Consumer Price Rises Start to Slow
Japan's consumer-price inflation rose at a 2 percent plus rate for the second consecutive month in August as Japanese companies passed on costs of food and other daily necessities to consumers who are seeing increasing pressure on their wage packets and purchasing power. Core prices, which exclude fresh food, were up 2.4 percent in August from a year earlier, the same pace as July, according to the latest data from the statistics bureau. Excluding food and energy (ie the core-core index), prices were unchanged in August from a year earlier after increasing 0.2 percent in July, so it is quite likely that inflation is now on its way out of the system as oil and food prices fall back further.
Japan's unemployment rate rose to 4.2 percent in August, the highest in two years, and households cut spending, signaling consumers are unlikely to support the faltering economy. The jobless rate was up from 4 percent in July.
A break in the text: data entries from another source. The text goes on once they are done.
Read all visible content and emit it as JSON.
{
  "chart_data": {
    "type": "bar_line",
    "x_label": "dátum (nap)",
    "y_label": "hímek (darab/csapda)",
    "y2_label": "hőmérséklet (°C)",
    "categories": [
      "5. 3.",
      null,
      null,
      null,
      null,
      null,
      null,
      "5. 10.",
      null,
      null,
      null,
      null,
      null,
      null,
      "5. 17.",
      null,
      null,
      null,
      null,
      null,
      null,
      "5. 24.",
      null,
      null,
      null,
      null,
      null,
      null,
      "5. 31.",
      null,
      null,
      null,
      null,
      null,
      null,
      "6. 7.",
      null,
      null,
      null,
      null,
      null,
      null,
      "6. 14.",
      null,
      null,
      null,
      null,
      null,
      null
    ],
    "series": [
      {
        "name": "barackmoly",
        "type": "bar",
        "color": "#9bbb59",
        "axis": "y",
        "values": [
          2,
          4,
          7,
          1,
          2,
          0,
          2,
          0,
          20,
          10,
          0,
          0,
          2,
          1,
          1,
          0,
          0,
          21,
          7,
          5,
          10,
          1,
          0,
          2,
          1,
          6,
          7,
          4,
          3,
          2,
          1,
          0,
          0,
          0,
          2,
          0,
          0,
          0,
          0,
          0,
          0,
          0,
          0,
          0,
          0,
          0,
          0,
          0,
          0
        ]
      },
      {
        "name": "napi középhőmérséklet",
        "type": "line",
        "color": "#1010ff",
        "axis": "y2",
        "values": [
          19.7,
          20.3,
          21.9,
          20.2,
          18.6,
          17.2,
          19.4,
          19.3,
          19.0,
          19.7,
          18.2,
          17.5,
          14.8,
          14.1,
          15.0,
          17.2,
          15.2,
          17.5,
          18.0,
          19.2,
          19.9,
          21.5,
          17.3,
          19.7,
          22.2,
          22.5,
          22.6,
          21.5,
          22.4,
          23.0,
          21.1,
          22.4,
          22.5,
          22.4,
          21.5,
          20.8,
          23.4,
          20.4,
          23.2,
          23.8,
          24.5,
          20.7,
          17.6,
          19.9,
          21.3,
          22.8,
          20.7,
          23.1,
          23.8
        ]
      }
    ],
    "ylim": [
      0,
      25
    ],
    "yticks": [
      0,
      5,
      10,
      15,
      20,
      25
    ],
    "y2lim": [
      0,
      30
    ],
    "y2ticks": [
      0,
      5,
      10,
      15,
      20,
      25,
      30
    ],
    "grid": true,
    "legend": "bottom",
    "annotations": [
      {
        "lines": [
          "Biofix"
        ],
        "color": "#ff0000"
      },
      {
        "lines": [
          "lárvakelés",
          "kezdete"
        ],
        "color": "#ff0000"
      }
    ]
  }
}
The ratio of jobs available to each applicant fell for a seventh month to 0.86, the lowest since September 2004, the Labor Ministry said today. So labour market conditions are definitely worsening.
Japan's real (inflation adjusted) wages dropped (by 2.8% year on year) for the fifth consecutive month in August, and even nominal eages fell for the first time this year, suggesting that households will be more likely to cut than increase spending. Monthly wages, including overtime and bonuses, fell 0.3 percent to 283,473 yen ($2,699) from a year earlier, after a 0.3 percent gain in July, according to data from the Labor Ministry.
Household spending fell 4 percent from a year earlier, the sixth straight month of decline.
Retail Sales Up Slightly
Growth in Japan's retail sales slowed in August as the higher prices of daily necessities seem to have discouraged consumers from spending. Sales were up 0.7 percent from a year earlier after rising a revised 2 percent in July, according to data from the Trade Ministry.
Industrial Output Falls
Japan’s industrial production fell sharply in August, dropping by 6.9 per cent year-on-year and 3.5 per cent month-on-month, the largest decline since January, 2001, highlighting the downturn in export-oriented industries.
Exports Fall Back In August
Japan's export growth slowed in August, led by a record drop in shipments to the U.S.. Japanese exports grew by just 0.3 percent from a year earlier, following an 8 percent rise in July. The
A drop in demand for Japan's exports, which are the main driver of Japanese economic growth is having a signicant impact on an economy already suffering from weak consumer spending at home.
Japan even had a trade deficit - 324 billion yen ($3 billion) - the first since January, due ot the impact of record oil imports. Imports were up 17 percent from a year earlier.
Shipments to the U.S. were down 21.8 percent year on year in August, the biggest decline on record, and exports to Europe fell 3.5 percent. A weakening in overseas demand lead the Japanese economy to shrink at an annualized 3 percent rate last quarter.
Even export growth to the newly emerging economies has slowed, as central bank after central bank has raised interest rates in an attempt to contain inflation.
Aso Says Consumption Tax Rise "Unavoidable"
Prime Minister Taro Aso said today that raising Japan's consumption tax is unavoidable, although doing so immediately would be difficult given current economic conditions. Speaking to the Japanese parliament he said:
"We cannot avoid discussions on (raising) the consumption tax, but it is difficult under current economic conditions,"
Given the fact that Japan's debt to GDP ratio is estimated by the OECD at 182% of GDP in 2008 he could hardly say otherwise really, since Japan needs to tread very carefully with any backsliding on the commitment to balance the budget in 2011, on the other hand this does make for a very tight corner situation with the economy slowing as it is.
And as if to ram the message finally straight home Japanese businesses showed themselves to be generally pessimistic about their prospects for the first time in five years, according to the Bank of Japan’s September Tankan survey, which underscored the impact of the global downturn on business sentiment. The widely followed Tankan survey for the three months to September showed sentiment among large manufacturers deteriorated for the fourth quarter in a row and was negative for the first time since 2003.
The Tankan index of confidence among large manufacturers fell to minus 3, turning negative for the first time since June 2003 when the index fell to minus 5. Sentiment among large non-manufacturers, small manufacturers and small non-manufacturers was equally depressed with the index for each group showing the worst reading since 2003.
Auto Sales Slump
Japan's auto sales slumped to the lowest in 34 years in the first half of this fiscal year. Sales in the six months through September fell 2.9 percent to 1.54 million vehicles, the lowest since 1974, the Japan Automobile Dealers Association said in a statement today. The total excludes minicars. Sales of cars, trucks and buses in September fell 5.3 percent to 310,992 from a year earlier.
Also Japan, which is the world's third-largest oil consumer, sawgasoline demand fall in August by the most for the month since 1953 as prices climbed to a record. Domestic gasoline sales totaled 4.69 million kiloliters in August, a 14 percent decline from a year earlier, according to the Ministry of Economy, Trade and Industry. That's the largest year-on-year decline for the month since the government started compiling data 55 years ago.